HAVE A WONDERFUL WEDNESDAY










ANALYZING CHART PATTERNS: TRIPLE TOPS

The triple top and triple bottom are reversal patterns that are formulated when a security attempts to move past a key level of support or resistance in the direction of the prevailing trend.

This chart pattern represents the market's attempt to move a security in a certain direction. After three failed attempts, the buyers (in the case of a top) or sellers (in the case of a bottom) give up, and the opposing group in the market takes a hold of the security, sending it downward (sellers) or upward (buyers).

Triple Top
This bearish reversal pattern is formed when a security that is trending upward tests a similar level of resistance three times without breaking through. Each time the security tests the resistance level, it falls to a similar area of support. After the third fall to the support level, the pattern is complete when the security falls through the support; the price is then expected to move in a downward trend.

Triple top reversal

The first step in this pattern is the creation of a new high in an uptrend that is stalled by selling pressure, which forms a level of resistance.
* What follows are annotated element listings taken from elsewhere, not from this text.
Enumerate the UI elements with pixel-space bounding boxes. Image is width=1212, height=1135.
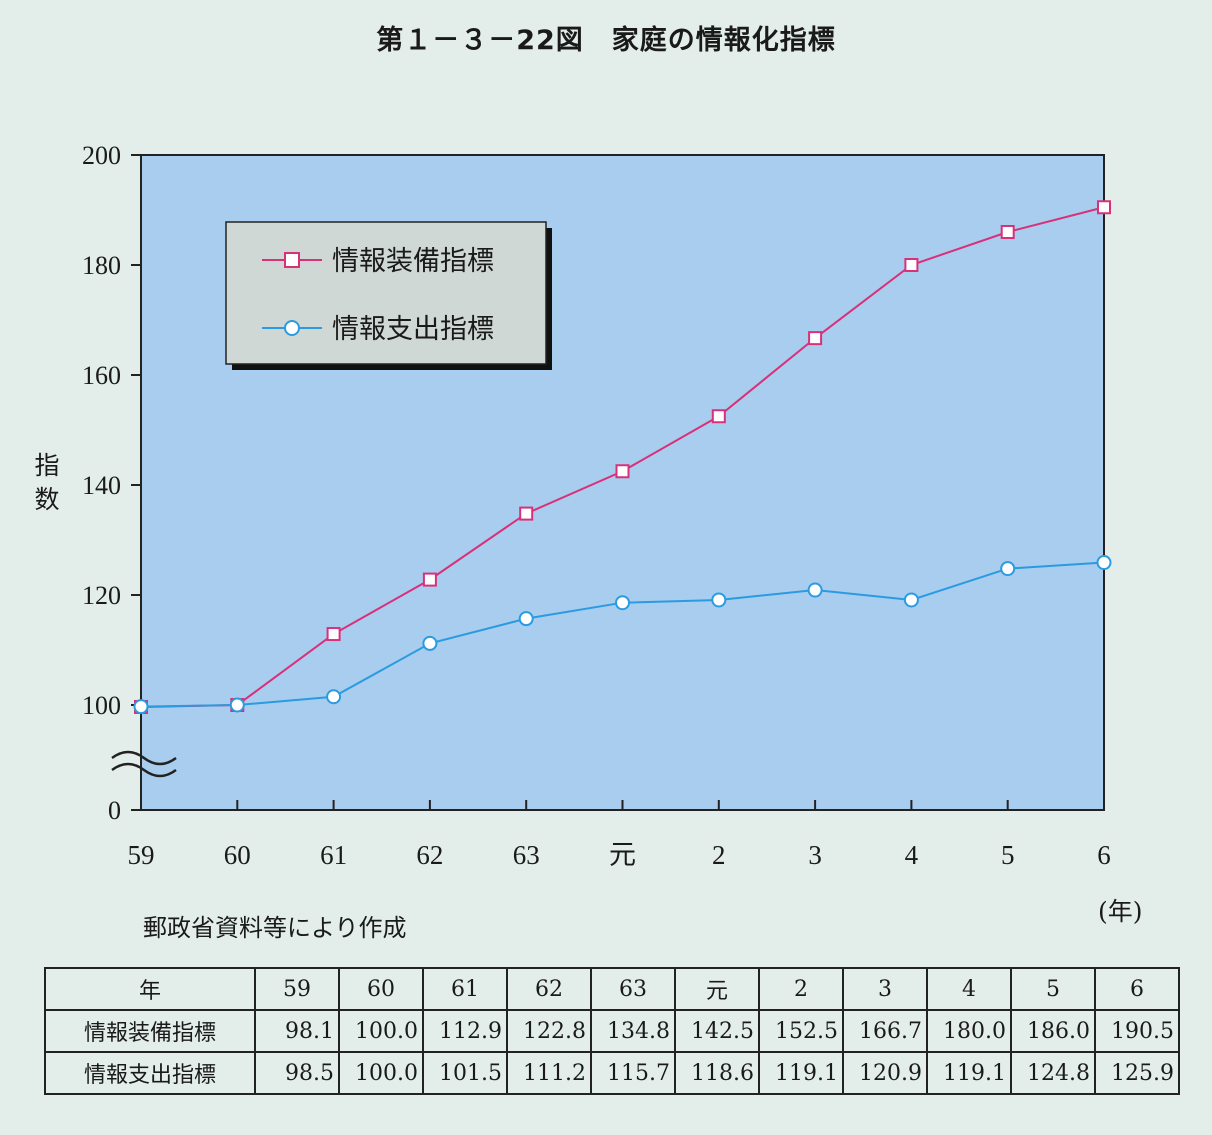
table-header-row: 年 59 60 61 62 63 元 2 3 4 5 6 bbox=[44, 967, 1180, 1011]
x-tick-label: 63 bbox=[513, 840, 540, 870]
table-year-cell: 3 bbox=[842, 967, 928, 1011]
data-point-expenditure bbox=[903, 592, 919, 608]
table-cell: 124.8 bbox=[1010, 1051, 1096, 1095]
x-unit-label: (年) bbox=[1098, 897, 1143, 926]
table-cell: 98.1 bbox=[254, 1009, 340, 1053]
x-tick-label: 62 bbox=[416, 840, 443, 870]
y-axis-label-char-2: 数 bbox=[34, 486, 59, 514]
legend-label-expenditure: 情報支出指標 bbox=[332, 314, 494, 345]
table-year-cell: 2 bbox=[758, 967, 844, 1011]
y-tick-label: 180 bbox=[82, 251, 121, 280]
y-tick-label: 200 bbox=[82, 141, 121, 170]
table-year-cell: 59 bbox=[254, 967, 340, 1011]
table-cell: 186.0 bbox=[1010, 1009, 1096, 1053]
x-tick-label: 60 bbox=[224, 840, 251, 870]
x-tick-label: 59 bbox=[128, 840, 155, 870]
data-point-equipment bbox=[808, 331, 823, 346]
data-point-equipment bbox=[711, 409, 726, 424]
table-cell: 101.5 bbox=[422, 1051, 508, 1095]
table-year-cell: 60 bbox=[338, 967, 424, 1011]
table-row: 情報装備指標 98.1 100.0 112.9 122.8 134.8 142.… bbox=[44, 1009, 1180, 1053]
table-cell: 134.8 bbox=[590, 1009, 676, 1053]
table-cell: 118.6 bbox=[674, 1051, 760, 1095]
data-point-expenditure bbox=[807, 582, 823, 598]
chart-title: 第１－３－22図 家庭の情報化指標 bbox=[376, 25, 836, 56]
data-point-expenditure bbox=[1096, 555, 1112, 571]
data-point-expenditure bbox=[1000, 561, 1016, 577]
table-cell: 166.7 bbox=[842, 1009, 928, 1053]
data-point-expenditure bbox=[711, 592, 727, 608]
table-cell: 120.9 bbox=[842, 1051, 928, 1095]
table-row: 情報支出指標 98.5 100.0 101.5 111.2 115.7 118.… bbox=[44, 1051, 1180, 1095]
table-cell: 180.0 bbox=[926, 1009, 1012, 1053]
x-tick-label: 61 bbox=[320, 840, 347, 870]
y-axis: 0 100 120 140 160 180 200 bbox=[82, 141, 141, 825]
table-cell: 190.5 bbox=[1094, 1009, 1180, 1053]
data-point-expenditure bbox=[615, 595, 630, 611]
x-tick-label: 6 bbox=[1097, 840, 1111, 870]
table-cell: 125.9 bbox=[1094, 1051, 1180, 1095]
legend-marker-expenditure bbox=[284, 320, 300, 336]
y-tick-label: 160 bbox=[82, 361, 121, 390]
x-axis: 59 60 61 62 63 元 2 3 4 5 6 bbox=[128, 800, 1111, 870]
y-tick-label: 0 bbox=[108, 796, 121, 825]
data-point-expenditure bbox=[518, 611, 534, 627]
table-year-cell: 6 bbox=[1094, 967, 1180, 1011]
legend: 情報装備指標 情報支出指標 bbox=[225, 221, 552, 370]
y-tick-label: 140 bbox=[82, 471, 121, 500]
y-tick-label: 100 bbox=[82, 691, 121, 720]
data-point-expenditure bbox=[326, 689, 342, 705]
table-cell: 115.7 bbox=[590, 1051, 676, 1095]
table-row-label: 情報装備指標 bbox=[44, 1009, 256, 1053]
table-cell: 119.1 bbox=[758, 1051, 844, 1095]
data-point-expenditure bbox=[133, 699, 149, 715]
x-tick-label: 4 bbox=[905, 840, 919, 870]
table-cell: 142.5 bbox=[674, 1009, 760, 1053]
table-header-year: 年 bbox=[44, 967, 256, 1011]
table-cell: 112.9 bbox=[422, 1009, 508, 1053]
table-year-cell: 61 bbox=[422, 967, 508, 1011]
table-cell: 122.8 bbox=[506, 1009, 592, 1053]
table-row-label: 情報支出指標 bbox=[44, 1051, 256, 1095]
table-cell: 119.1 bbox=[926, 1051, 1012, 1095]
data-point-equipment bbox=[1097, 200, 1111, 215]
line-chart: 0 100 120 140 160 180 200 59 60 61 62 63 元 2 3 4 5 6 指 数… bbox=[34, 141, 1112, 870]
data-table: 年 59 60 61 62 63 元 2 3 4 5 6 情報装備指標 98.1… bbox=[44, 967, 1180, 1095]
series-layer bbox=[133, 200, 1112, 715]
x-tick-label: 元 bbox=[609, 840, 636, 870]
table-year-cell: 62 bbox=[506, 967, 592, 1011]
table-year-cell: 4 bbox=[926, 967, 1012, 1011]
data-point-equipment bbox=[519, 506, 534, 521]
x-tick-label: 3 bbox=[808, 840, 822, 870]
data-point-expenditure bbox=[422, 635, 438, 651]
x-tick-label: 2 bbox=[712, 840, 726, 870]
table-cell: 111.2 bbox=[506, 1051, 592, 1095]
table-cell: 100.0 bbox=[338, 1009, 424, 1053]
table-cell: 152.5 bbox=[758, 1009, 844, 1053]
data-point-equipment bbox=[422, 572, 437, 587]
source-note: 郵政省資料等により作成 bbox=[143, 914, 407, 942]
x-tick-label: 5 bbox=[1001, 840, 1015, 870]
data-point-equipment bbox=[615, 464, 630, 479]
data-point-equipment bbox=[326, 627, 341, 642]
data-point-expenditure bbox=[229, 697, 245, 713]
legend-marker-equipment bbox=[284, 252, 300, 268]
table-year-cell: 元 bbox=[674, 967, 760, 1011]
table-year-cell: 63 bbox=[590, 967, 676, 1011]
data-point-equipment bbox=[1000, 225, 1015, 239]
table-year-cell: 5 bbox=[1010, 967, 1096, 1011]
data-point-equipment bbox=[904, 258, 919, 272]
table-cell: 100.0 bbox=[338, 1051, 424, 1095]
table-cell: 98.5 bbox=[254, 1051, 340, 1095]
y-axis-label-char-1: 指 bbox=[34, 452, 59, 480]
y-tick-label: 120 bbox=[82, 581, 121, 610]
legend-box bbox=[225, 221, 547, 365]
axis-break-mark bbox=[111, 750, 177, 778]
legend-label-equipment: 情報装備指標 bbox=[332, 246, 494, 277]
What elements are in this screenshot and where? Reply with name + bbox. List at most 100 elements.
The selling pressure causes the price to fall until it finds a level of support, as buyers move back into the security. The buying pressure sends the price back up to the area of resistance the security previously met. Again, the sellers enter the market and send the security back down to the support level.

This up-and-down movement is repeated for the third time; but this time the buyers, after failing three times, give up on the security, and the sellers take over. Upon falling through the level of support, the security is expected to trend downward.

This pattern can be difficult to spot in the early stages as it will initially look like a double-top pattern, which was discussed in a previous section. The most important thing here is that one waits for the price to move past the level of resistance before entering the security, as the security could actually just end up being range-bound, where it trades between the two levels for some time.

In the triple-top formation, each test of resistance at the upper end should be marked with declining volume at each successive peak. And again, when the price breaks below the support level, it should be accompanied by high volume.


Once the signal is formed, the price objective is based on the size of the chart pattern or the price distance between the level of resistance and support. This is then deducted from the breakout point.